Friday, September 03, 2010

Believe Your Eyes

"There has never been so much talk about 'the power of the image' since it has ceased to have any. The overwhelming majority of 'images' which have currency on television nowadays are less those which might possess any intrinsic strength than those which represent power and which 'work' for it as 'brand images' work for a company. It is strange that we have needed a war in order to re-discover that the image was also ever a lure (Lacan was interested in animal mimicry, in the eyelets on the peacock's tail and their grotesque manner of 'giving the eye'). A lure meant as a decoy, to divert attention and gain time. Advertising, for example, is less about inculcating selling reflexes than about indicating the power of paying a lot for a space with the sole purpose of no one else occupying it." (Serge Daney, from Cinema-in-Transit)

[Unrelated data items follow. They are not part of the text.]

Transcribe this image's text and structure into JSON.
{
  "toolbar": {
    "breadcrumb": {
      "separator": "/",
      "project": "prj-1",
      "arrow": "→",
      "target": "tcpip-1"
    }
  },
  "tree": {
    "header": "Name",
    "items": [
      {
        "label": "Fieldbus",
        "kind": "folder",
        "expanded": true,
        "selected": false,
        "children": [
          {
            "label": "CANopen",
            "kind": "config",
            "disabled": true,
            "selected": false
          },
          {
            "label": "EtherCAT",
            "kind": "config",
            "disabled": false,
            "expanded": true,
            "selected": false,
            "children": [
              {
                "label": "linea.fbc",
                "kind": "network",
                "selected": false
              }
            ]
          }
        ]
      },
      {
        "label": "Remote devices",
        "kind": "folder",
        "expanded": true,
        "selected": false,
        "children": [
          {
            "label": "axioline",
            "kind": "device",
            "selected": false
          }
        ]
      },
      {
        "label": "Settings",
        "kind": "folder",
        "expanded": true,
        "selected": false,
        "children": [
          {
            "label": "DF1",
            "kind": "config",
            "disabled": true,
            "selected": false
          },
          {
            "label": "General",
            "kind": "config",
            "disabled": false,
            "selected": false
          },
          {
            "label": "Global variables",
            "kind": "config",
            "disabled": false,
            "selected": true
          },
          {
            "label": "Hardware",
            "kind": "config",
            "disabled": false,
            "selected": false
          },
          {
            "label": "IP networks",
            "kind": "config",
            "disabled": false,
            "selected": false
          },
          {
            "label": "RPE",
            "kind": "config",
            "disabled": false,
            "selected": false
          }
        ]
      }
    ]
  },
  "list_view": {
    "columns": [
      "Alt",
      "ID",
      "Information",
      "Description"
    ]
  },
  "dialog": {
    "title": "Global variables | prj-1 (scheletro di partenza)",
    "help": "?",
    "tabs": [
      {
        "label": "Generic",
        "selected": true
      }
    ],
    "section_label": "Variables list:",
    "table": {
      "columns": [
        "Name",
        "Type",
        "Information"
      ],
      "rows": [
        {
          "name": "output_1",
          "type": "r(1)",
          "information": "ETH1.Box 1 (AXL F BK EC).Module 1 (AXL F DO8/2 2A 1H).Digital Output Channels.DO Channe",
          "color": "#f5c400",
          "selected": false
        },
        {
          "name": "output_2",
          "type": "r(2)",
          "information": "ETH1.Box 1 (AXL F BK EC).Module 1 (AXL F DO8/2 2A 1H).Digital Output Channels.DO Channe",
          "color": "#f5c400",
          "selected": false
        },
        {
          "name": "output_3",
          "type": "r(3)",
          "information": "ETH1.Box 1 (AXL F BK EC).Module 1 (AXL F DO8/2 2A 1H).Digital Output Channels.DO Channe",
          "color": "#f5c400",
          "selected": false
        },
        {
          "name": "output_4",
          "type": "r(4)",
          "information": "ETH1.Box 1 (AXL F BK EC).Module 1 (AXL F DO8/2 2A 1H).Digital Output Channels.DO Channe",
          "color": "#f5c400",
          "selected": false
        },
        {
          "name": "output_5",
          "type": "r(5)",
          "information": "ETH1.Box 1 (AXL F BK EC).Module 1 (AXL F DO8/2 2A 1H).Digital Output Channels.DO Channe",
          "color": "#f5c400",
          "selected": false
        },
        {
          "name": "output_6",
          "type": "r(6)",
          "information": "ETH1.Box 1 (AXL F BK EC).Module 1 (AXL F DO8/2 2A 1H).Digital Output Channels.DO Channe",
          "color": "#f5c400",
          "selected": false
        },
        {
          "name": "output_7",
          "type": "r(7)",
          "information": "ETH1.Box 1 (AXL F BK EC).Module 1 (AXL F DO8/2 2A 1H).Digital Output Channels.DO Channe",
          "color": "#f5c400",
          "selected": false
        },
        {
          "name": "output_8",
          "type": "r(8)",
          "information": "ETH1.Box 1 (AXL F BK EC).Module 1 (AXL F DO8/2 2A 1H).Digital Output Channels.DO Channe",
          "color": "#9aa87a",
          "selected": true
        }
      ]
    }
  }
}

The old, "naive" realist-belief in an image, or of an image, still resides in the gray area where one isn't sure of what is being faked, or of what might happen: bills & coins flushed down the toilet in The Seventh Continent, footage of pets being (possibly) tortured, moments in which we cannot discern between an actor's emotions and a character's - not simply that we are unable to, but that there is even no hope of an abstract distinction. Fear in the eyes. This takes a certain liberality or magnificence on the part of the filmmaker; it is the artistic counterpart to advertising's own implicit indicating of "the power of paying a lot for a space."

The circus ring, and the caravan of trailers & tents, provide a set of metaphors for cinema to remark upon its own assemblage of attractions - bad films set in or around a circus can be unbearable, unless they're bizarrely, grotesquely fascinating (like with the Joan Crawford vehicle Berserk!); notable films of course like Lola Montes and I Clowns pop up from time to time; and then there's Rivette's 36 vues du Pic Saint Loup, which reserves its footage of in-the-ring performance itself for these dizzying, terrifying moments of uncertainty. (Plus, Sergio Castellito with a suitcase full of plates provides one of the bigger laughs I've had at the movies in weeks.) Rivette is the master of the slow burn, I think because he is also its most dedicated, humble student.